Chemnitztalviadukt wankt schon

Rund 150 Interessenten besuchten die Informationsveranstaltung der Deutschen Bahn im Hörsaalgebäude der TU Chemnitz. Foto: bit
Rund 150 Interessenten besuchten die Informationsveranstaltung der Deutschen Bahn im Hörsaalgebäude der TU Chemnitz. Foto: bit

Die dritte Infoveranstaltung zum Chemnitzer Bahnbogen am Dienstag brachte nichts Neues. Die DB Netz AG geht mit der Absicht zum Neubau des Chemnitztalviadukts (s. WochenENDspiegel vom 30. Oktober) in das Planfeststellungsverfahren. Es soll noch dieses Jahr beim Eisenbahnbundesamt beantragt werden.

Die Bahn weiß schon jetzt, dass ihr während der gesetzlich vorgeschriebenen Beteiligung der Öffentlichkeit heftiger Gegenwind ins Gesicht blasen wird, denn sehr viele Menschen wollen den Neubau nicht.

Für sie ist die mehr als 100 Jahre alte Brücke über Annaberger Straße, Chemnitzfluss und Beckerstraße ein Zeugnis der Industrialisierung, identitätsstiftender Teil des Stadtbilds und hervorragendes Denkmal der Ingenieurskunst von überregionaler Bedeutung.

Ingo Buhlke, Leiter Großprojekte Südost der DB Netz AG, sagt zwar: “Wir nehmen den Gegenwind ernst.”

Gleichwohl sähe sich sein Unternehmen gewappnet, den Weg so zu beschreiten. Im Vorfeld seien alle Möglichkeiten geprüft und analysiert worden und hätten zu dieser Entscheidung geführt.

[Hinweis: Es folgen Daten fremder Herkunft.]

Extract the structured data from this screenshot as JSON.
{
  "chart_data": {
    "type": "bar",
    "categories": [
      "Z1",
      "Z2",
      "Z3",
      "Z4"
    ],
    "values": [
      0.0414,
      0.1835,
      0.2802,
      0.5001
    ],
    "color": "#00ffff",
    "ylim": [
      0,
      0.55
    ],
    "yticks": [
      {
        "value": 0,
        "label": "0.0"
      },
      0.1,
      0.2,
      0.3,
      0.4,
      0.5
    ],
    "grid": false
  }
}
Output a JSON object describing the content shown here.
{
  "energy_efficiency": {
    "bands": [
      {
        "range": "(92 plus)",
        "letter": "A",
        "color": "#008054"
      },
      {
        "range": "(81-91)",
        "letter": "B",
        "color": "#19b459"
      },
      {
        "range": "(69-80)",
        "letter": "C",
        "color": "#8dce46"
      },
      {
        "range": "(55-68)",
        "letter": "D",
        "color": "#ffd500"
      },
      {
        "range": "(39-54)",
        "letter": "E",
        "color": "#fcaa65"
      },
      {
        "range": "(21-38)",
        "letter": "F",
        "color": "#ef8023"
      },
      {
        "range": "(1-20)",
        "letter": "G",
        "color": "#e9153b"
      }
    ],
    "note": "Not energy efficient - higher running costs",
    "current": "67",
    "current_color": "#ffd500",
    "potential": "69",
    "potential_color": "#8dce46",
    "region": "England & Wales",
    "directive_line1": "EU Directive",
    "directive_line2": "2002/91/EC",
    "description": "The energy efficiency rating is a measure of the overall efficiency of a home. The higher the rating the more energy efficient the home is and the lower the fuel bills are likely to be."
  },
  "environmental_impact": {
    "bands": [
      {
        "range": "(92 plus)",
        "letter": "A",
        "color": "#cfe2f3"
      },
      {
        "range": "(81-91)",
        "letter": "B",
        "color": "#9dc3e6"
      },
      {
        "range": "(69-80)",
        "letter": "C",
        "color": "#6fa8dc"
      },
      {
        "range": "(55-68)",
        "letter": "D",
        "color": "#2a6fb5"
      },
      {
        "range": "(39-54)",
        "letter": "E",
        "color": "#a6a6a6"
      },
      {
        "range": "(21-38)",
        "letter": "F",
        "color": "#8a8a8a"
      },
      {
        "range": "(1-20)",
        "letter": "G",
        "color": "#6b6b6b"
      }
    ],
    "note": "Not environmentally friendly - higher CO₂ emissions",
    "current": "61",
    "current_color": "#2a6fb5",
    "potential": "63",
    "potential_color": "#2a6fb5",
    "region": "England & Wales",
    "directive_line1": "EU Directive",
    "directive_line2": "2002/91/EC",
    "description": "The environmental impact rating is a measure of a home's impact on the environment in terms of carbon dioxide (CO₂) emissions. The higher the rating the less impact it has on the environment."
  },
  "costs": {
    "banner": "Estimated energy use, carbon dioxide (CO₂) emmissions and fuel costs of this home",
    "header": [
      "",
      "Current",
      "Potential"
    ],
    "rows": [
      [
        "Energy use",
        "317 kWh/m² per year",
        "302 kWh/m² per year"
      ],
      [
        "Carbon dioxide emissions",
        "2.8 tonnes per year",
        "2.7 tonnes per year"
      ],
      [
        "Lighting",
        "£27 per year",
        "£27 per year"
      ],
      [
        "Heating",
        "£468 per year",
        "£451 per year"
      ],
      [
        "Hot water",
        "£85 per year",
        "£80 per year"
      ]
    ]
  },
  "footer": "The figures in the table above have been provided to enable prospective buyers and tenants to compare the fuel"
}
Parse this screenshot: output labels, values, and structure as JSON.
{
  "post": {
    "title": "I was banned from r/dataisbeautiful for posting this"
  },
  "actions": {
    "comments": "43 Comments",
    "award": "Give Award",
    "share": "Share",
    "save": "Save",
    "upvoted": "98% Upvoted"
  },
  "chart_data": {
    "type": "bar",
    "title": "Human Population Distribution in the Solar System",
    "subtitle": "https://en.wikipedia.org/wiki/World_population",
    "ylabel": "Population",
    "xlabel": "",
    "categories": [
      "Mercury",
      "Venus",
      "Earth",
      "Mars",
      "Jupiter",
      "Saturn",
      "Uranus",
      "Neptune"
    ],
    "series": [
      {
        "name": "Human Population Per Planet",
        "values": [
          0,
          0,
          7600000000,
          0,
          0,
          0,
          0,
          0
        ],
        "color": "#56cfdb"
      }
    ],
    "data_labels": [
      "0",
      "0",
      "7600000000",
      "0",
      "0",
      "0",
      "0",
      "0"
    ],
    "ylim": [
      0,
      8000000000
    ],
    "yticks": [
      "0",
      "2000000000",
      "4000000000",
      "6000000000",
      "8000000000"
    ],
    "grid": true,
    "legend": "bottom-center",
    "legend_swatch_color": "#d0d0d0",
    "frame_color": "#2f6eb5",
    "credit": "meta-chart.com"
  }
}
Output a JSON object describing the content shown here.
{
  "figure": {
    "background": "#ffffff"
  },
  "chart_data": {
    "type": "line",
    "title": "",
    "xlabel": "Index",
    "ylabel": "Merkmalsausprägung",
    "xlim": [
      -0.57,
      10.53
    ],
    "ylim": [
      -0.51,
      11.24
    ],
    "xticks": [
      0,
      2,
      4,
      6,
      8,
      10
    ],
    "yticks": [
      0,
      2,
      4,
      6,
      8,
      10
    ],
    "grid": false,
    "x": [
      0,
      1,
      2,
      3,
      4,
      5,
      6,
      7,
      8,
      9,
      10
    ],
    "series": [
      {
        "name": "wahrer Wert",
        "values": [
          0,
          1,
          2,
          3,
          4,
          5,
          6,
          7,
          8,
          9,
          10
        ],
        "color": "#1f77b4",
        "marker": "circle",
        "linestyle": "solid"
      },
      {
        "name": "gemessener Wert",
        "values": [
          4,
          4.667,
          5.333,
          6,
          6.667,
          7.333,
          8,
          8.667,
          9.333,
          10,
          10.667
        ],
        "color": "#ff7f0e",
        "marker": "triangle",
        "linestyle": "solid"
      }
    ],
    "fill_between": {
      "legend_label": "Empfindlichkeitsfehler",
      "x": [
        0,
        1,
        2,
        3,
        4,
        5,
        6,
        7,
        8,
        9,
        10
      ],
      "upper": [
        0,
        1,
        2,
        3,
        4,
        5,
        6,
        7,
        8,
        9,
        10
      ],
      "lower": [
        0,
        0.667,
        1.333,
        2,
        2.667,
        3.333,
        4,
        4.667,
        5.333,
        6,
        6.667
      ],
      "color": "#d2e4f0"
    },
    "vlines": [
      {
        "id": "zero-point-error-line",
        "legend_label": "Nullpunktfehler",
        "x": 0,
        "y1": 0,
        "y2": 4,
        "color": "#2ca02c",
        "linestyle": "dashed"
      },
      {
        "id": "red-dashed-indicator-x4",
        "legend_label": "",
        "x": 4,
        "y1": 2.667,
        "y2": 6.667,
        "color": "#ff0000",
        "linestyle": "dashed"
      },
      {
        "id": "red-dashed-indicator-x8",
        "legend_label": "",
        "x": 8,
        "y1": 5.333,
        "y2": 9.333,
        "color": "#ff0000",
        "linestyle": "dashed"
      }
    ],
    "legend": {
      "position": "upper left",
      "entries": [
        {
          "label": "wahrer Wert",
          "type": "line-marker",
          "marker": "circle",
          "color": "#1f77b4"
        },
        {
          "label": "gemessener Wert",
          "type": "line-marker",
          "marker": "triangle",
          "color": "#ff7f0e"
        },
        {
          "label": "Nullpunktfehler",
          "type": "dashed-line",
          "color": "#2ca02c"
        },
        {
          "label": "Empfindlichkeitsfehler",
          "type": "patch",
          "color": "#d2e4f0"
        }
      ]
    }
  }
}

Dem dritten Bürgerforum zum Bauvorhaben vorangegangen war eine neuerliche Bewertung von Neubau- und Sanierungsvariante des Viadukts durch zwei Ingenieurbüros, nachdem der Dissens zu Kosten und Leistungsumfang beider Varianten in der vorherigen Expertenrunde nicht aufgelöst werden konnte. Die Büro-Vertreter bestätigten am Dienstag im Wesentlichen die bisherigen Erkenntnisse:

Die Sanierung der Brücke ist technisch möglich und die in der Vorplanung ermittelte Kostenschätzung um die 20 Millionen Euro realistisch. Eine Spreizung von 20 bis 30 Prozent sei durch den tatsächlichen Bauablauf möglich.

Die Neubau-Technologie ist ebenfalls in Ordnung, die bisher mit 12,3 Millionen Euro angesetzten Kosten verteuerten sich durch Mehraufwand bei Stahlbeton um etwa eine halbe Million Euro.

Wie Buhlke und der Projektleiter für die Sachsen-Franken-Magistrale, Lutz Buchmann, mehrfach betonten, seien die Baukosten nicht der Grund für die Neubau-Entscheidung gewesen. Diesen blieben sie den zahlreich erschienenen Befürwortern der alten Brücke letztlich schuldig, argumentierten  u. a. mit dem Unterhaltungsaufwand für die Zukunft, der bei einem Neubau deutlich geringer sei.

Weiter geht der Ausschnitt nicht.